La differenza di genere è piuttosto marcata, forse anche a causa di un background culturale che vede le donne inadatte alle materie scientifiche. Se ogni mille giovani (20-29 anni) 21 ragazzi conseguono lauree in discipline Stem, questo numero scende a 14,3 ogni mille tra le ragazze.

Un New Deal delle competenze

La scadenza al 2026 pone l’Italia in una situazione di urgenza.
Per questo, il Forum Ambrosetti spiega che il Paese dovrebbe lanciare un New Deal delle competenze, sottolineando l’importanza di definire nuovi programmi per l’insegnamento delle competenze digitali lungo tutto il percorso di formazione, in particolare quelli che permettono agli studenti di lavorare con i dati, essenziali per la specializzazione nelle professioni della Data Economy e con la cavalcata dell’AI.

Proprio sull’intelligenza artificiale, spiega The European House – Ambrosetti, l’Italia può guidarne lo sviluppo di modelli di governance che rispettino i principi di fiducia, sicurezza e trasparenza, sfruttando la presidenza italiana del G7. Proprio nel pomeriggio di oggi, seconda e ultima giornata del summit, i 7 capi di Stato e di governo affronteranno il tema di questa tecnologia che sta stravolgendo i sistemi di produzione. La questione diventa dirimente mentre il 61% degli italiani non è preparato sull’intelligenza artificiale, come evidenzia un sondaggio realizzato da You Trend.

Formazione costante e carenze demografiche

Restare al passo con le novità è un altro punto cruciale per il Paese. Per questo, gli autori invitano l’Italia a potenziare le lauree professionalizzanti anche prevedendo nuovi percorsi di studio con elementi legati alla transizione digitale ed ecologica nelle Università.

Ma intervenire sulle Università non basta. Il report spiega l’importanza di definire meccanismi di aggiornamento continuo delle competenze dei lavoratori (Lifelong Learning), in modo che la produttività non cali. Su questo aspetto, incide pericolosamente la crisi demografica italiana e l’elevata età media dei lavoratori e delle lavoratrici.

Nel primo trimestre del 2024, l’occupazione in Italia è aumentata di 394.000 unità (+1,7%) rispetto allo stesso periodo del 2023, raggiungendo un totale di 23,644 milioni di occupati. Il tasso di occupazione tra le persone di età compresa tra 15 e 64 anni è aumentato, raggiungendo il 61,6% (+0,9 punti).

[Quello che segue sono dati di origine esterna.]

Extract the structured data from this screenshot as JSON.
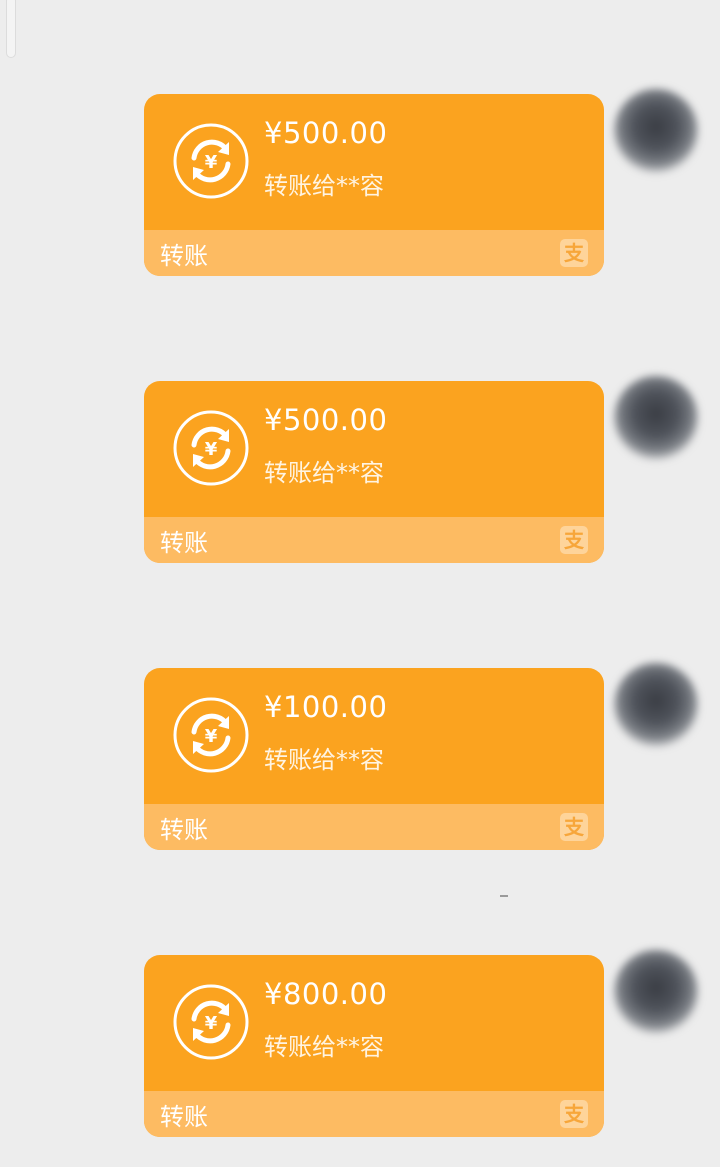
{
  "chat": {
    "messages": [
      {
        "amount": "¥500.00",
        "recipient": "转账给**容",
        "footer_label": "转账",
        "provider_logo_text": "支",
        "icon": "yuan-transfer-icon",
        "avatar": "blurred-avatar"
      },
      {
        "amount": "¥500.00",
        "recipient": "转账给**容",
        "footer_label": "转账",
        "provider_logo_text": "支",
        "icon": "yuan-transfer-icon",
        "avatar": "blurred-avatar"
      },
      {
        "amount": "¥100.00",
        "recipient": "转账给**容",
        "footer_label": "转账",
        "provider_logo_text": "支",
        "icon": "yuan-transfer-icon",
        "avatar": "blurred-avatar"
      },
      {
        "amount": "¥800.00",
        "recipient": "转账给**容",
        "footer_label": "转账",
        "provider_logo_text": "支",
        "icon": "yuan-transfer-icon",
        "avatar": "blurred-avatar"
      }
    ]
  },
  "colors": {
    "background": "#ededed",
    "card_orange": "#fba31f",
    "card_footer": "#fdbb62",
    "text_white": "#ffffff"
  }
}
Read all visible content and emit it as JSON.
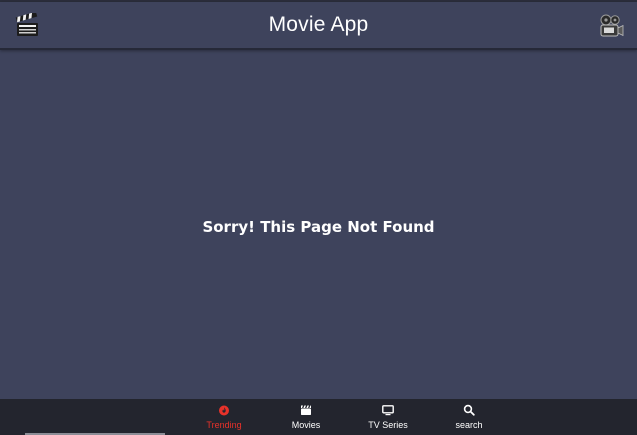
{
  "header": {
    "title": "Movie App"
  },
  "main": {
    "message": "Sorry! This Page Not Found"
  },
  "bottom_nav": {
    "items": [
      {
        "label": "Trending",
        "icon": "fire-icon",
        "active": true
      },
      {
        "label": "Movies",
        "icon": "clapperboard-icon",
        "active": false
      },
      {
        "label": "TV Series",
        "icon": "tv-icon",
        "active": false
      },
      {
        "label": "search",
        "icon": "search-icon",
        "active": false
      }
    ]
  },
  "colors": {
    "background": "#3e435c",
    "nav_background": "#23252e",
    "active": "#e8322a",
    "text": "#ffffff"
  }
}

Nello specifico, la crescita più consistente del tasso di occupazione si è osservata tra gli individui di età compresa tra 50 e 64 anni (+1,4 punti rispetto a +1,1 punti per i 35-49enni e a +0,5 punti per i giovani di 15-34 anni). Questo rende più difficile l’impostazione di un piano di re-skilling duraturo ed efficace sin da subito.